Still, he doesn’t have any idea about how to cure that illness, how to alleviate that mistrust.
At her house on N. Prospect, Naomi Bettis is similarly stuck. Her mind is definitely swayed against open and concealed carry and in favor of background checks. On the other hand, she doesn’t support widespread bans. Though she doesn’t own a gun, she worries about people losing the ability to protect themselves against threats like Noah Harpham.

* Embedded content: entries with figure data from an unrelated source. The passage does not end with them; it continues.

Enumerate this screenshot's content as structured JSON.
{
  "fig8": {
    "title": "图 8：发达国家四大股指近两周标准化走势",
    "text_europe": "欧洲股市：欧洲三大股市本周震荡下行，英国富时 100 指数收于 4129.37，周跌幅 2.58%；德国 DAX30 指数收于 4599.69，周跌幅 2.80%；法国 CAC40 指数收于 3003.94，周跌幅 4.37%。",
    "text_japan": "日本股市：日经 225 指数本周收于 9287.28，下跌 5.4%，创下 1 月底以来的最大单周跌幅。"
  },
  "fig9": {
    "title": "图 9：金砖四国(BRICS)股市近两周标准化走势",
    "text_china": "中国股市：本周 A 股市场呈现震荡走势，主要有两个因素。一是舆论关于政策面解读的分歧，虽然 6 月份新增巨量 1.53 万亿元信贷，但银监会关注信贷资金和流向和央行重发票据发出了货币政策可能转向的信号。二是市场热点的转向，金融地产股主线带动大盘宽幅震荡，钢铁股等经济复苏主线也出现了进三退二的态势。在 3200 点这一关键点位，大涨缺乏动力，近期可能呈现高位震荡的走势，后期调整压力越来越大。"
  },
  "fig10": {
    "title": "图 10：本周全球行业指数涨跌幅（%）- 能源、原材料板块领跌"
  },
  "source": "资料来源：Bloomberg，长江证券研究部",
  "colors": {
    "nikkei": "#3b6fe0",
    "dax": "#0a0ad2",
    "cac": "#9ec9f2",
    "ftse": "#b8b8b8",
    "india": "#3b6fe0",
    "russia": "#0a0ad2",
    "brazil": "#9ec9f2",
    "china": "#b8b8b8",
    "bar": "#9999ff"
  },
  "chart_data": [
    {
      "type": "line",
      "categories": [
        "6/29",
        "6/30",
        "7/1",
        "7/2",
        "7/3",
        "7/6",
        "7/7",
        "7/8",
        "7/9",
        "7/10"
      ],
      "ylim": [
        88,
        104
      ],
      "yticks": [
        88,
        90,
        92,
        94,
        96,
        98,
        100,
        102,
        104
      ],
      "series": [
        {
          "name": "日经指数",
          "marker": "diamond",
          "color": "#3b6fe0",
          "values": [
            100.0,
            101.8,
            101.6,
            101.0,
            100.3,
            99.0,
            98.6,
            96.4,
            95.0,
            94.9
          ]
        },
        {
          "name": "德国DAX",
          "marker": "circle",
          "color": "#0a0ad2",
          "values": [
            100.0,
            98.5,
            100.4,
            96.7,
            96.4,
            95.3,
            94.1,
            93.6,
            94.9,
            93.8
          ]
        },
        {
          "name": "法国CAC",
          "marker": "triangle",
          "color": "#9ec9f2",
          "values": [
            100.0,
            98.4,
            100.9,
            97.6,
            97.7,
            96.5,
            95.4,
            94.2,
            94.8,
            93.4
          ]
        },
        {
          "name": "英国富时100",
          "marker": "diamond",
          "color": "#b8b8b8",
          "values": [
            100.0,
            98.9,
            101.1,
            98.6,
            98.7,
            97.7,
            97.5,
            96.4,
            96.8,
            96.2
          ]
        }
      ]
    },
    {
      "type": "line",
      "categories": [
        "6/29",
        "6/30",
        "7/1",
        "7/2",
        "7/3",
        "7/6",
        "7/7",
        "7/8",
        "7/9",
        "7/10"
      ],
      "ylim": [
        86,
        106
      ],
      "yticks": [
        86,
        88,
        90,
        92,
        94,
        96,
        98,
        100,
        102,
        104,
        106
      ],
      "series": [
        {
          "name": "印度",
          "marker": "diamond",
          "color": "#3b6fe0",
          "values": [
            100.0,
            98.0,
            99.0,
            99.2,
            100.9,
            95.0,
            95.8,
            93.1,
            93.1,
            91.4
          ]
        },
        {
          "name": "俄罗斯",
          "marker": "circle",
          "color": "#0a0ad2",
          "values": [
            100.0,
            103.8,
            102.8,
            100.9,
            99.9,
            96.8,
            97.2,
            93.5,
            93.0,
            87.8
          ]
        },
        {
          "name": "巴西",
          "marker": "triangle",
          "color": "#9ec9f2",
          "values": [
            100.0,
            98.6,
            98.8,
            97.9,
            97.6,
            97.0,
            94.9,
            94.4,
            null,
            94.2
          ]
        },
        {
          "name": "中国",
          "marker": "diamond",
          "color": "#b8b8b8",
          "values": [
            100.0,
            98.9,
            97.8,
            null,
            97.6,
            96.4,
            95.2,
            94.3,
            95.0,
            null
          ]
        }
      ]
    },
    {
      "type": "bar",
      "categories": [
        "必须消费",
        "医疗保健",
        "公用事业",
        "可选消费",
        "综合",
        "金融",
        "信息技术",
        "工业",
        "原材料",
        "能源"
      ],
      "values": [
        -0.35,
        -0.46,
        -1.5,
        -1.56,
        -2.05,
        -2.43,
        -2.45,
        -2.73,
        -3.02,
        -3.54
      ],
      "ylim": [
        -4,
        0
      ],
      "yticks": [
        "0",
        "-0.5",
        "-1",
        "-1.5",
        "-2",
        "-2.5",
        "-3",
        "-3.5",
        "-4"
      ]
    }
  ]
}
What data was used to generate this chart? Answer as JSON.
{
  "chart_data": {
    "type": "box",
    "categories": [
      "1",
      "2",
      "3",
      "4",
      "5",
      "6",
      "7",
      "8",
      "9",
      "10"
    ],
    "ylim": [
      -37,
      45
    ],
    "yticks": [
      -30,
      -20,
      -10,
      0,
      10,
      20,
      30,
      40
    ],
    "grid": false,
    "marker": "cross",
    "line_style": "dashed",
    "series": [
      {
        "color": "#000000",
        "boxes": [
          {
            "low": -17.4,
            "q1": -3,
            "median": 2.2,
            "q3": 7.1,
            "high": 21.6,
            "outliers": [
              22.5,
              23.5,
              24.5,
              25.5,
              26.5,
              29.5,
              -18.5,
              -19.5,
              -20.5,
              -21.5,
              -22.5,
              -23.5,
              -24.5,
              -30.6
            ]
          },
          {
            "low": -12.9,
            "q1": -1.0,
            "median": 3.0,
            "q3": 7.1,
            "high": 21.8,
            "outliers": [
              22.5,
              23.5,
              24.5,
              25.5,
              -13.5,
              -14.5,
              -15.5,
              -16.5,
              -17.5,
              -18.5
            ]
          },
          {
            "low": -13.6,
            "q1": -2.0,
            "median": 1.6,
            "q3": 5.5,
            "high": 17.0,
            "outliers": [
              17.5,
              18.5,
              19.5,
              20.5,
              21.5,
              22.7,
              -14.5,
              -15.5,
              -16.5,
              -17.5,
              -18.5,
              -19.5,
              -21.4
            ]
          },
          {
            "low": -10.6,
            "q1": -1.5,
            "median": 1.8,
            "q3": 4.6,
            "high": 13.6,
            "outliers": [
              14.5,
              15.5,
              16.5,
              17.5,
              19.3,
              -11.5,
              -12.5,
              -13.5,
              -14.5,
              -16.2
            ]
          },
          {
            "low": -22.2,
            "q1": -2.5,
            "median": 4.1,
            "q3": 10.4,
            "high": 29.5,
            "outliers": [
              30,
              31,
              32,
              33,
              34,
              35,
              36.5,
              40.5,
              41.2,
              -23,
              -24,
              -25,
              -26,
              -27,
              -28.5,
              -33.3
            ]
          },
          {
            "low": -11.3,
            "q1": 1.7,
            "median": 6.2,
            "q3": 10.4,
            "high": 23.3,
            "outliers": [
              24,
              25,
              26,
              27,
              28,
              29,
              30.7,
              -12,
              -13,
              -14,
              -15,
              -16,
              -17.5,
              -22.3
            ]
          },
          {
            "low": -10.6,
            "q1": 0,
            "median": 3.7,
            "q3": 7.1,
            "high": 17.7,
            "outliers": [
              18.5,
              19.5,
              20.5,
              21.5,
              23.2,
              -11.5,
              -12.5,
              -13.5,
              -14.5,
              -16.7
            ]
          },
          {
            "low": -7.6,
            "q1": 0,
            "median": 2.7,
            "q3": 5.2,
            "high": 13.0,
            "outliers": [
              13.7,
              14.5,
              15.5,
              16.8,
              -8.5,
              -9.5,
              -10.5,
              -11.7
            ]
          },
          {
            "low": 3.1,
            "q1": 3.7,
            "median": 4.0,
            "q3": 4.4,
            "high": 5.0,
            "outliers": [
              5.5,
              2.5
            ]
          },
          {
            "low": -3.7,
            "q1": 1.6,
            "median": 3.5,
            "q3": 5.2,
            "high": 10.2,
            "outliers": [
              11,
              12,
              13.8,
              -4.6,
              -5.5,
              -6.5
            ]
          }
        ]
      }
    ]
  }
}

Essentially, her position boils down to support of any measures that might have prevented the killing of Andrew Alan Myers. She can’t get it out of her head. She watched him die. His body had been crumpled on the curb, uncovered, for 11 hours, as the police investigated the crime scene.
As she recounted this, her voice started to give. Finally, she began to cry. “I could have probably went over there and told him I love him before he died.” She took a moment to collect herself and for a few minutes, her attention shifted to the massive flatscreen that centered her living room, which was muted and set on CNN. It was midday on December 1, and news of the San Bernardino shooting was just breaking. “14 dead,” read the banner at the bottom of the screen. Naomi, staring in disbelief, dabbed at her eyes. One after the other, headlines rolled across the screen.